Mannequins have been used since ancient times.
The earliest known dressmaker model was found when Tutankhamun’s tomb (dating from 1350 BC) was opened. An armless, legless, wooden torso, made exactly to the pharaoh’s measurements, stood next to the chest that held the ruler’s clothing.
Mannequins and fashion dolls remained popular among the rich and powerful right up to the 18th century. These ranged in size from about 30 centimetres tall to life size.
For example, the Roman Emperor Nero’s wife used a mannequin to model her clothing. In 1391, Charles IV of Spain shipped a life-sized doll, dressed in the style of the French court, to the Queen of England as part of ongoing peace negotiations. Henry IV (who ruled from 1399 to 1413) sent miniature, elegantly-attired dolls to the de Medici women in Florence to update them on English fashion trends.
After the French Revolution (1789), expensive fashion dolls were replaced by cheap dress forms made of wicker or, from 1835, from wire.
As consumer goods became commonly available after the Industrial Revolution, shopkeepers wanted an eye-catching way to display their goods in their newly invented plate-glass windows. Their need was met with wax mannequins.

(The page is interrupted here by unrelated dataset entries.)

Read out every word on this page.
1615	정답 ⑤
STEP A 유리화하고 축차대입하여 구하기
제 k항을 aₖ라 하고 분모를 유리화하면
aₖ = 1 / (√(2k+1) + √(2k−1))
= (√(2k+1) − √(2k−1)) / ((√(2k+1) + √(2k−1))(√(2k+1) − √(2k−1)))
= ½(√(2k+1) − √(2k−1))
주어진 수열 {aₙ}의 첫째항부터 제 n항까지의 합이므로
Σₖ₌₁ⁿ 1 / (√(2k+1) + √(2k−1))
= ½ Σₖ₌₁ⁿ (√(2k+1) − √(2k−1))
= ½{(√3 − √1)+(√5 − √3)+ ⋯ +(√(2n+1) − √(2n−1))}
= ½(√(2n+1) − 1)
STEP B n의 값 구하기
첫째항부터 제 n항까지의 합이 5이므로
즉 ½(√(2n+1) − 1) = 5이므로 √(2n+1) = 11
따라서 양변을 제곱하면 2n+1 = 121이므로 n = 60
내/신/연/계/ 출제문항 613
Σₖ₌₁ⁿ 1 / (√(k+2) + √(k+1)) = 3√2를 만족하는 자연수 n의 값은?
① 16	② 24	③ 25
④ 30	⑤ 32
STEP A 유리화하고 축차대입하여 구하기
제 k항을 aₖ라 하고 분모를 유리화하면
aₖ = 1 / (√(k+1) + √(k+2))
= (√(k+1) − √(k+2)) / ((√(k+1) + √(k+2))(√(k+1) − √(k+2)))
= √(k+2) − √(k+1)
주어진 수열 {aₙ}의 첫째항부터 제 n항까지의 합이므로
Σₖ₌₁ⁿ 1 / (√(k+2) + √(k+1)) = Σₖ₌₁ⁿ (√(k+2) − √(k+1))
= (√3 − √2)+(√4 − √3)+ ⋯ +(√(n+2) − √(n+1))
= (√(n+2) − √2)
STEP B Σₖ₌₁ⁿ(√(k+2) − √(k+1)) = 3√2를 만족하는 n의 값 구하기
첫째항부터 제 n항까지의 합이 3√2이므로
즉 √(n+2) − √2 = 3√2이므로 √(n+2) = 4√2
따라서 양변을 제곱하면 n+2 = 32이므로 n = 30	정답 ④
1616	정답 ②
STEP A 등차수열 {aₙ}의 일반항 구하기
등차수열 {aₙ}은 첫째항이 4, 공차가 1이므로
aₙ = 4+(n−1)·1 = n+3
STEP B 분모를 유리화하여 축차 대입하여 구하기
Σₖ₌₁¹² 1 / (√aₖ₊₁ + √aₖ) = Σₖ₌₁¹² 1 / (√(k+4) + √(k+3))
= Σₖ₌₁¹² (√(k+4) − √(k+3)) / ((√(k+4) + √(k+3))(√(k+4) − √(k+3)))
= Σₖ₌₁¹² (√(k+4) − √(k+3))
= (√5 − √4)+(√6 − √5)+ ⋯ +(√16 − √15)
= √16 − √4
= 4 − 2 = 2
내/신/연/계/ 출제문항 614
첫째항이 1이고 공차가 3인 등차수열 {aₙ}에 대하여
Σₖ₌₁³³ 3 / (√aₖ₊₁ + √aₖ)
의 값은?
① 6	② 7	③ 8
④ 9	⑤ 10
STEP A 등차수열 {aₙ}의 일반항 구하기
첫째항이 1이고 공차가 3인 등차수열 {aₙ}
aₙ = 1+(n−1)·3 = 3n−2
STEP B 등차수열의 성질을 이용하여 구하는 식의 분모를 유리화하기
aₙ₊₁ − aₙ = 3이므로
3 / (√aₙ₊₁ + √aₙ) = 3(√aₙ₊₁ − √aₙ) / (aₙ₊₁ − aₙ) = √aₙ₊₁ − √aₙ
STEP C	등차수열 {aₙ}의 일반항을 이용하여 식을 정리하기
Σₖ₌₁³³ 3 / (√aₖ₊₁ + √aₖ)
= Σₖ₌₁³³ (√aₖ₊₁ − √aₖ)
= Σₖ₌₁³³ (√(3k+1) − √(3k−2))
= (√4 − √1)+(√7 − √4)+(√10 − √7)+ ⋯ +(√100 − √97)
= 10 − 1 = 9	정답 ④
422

By 1870, female wax mannequins were available in three poses – left foot forward, right foot forward or feet together – for $15 (about the cost of renting a cottage for a month). They came with false teeth, glass eyes and real hair. Their feet were made of iron to keep them upright and their arms and legs were usually wood.
Did you know?
In 1898, L Frank Baum, who later wrote the Wizard of Oz, was fascinated by these mannequins. He wrote that “Without such displays, the merchant sinks into oblivion. The busy world forgets him and he is left to himself to rust, vegetate or fail ignominiously”.
It may well be that idea for the scarecrow and tin man in the Wizard of Oz came from L Frank Baum imagining mannequins coming to life.
But there were some major problems with wax mannequins – they were hard to keep clean, they broke easily and, worst of all, they melted!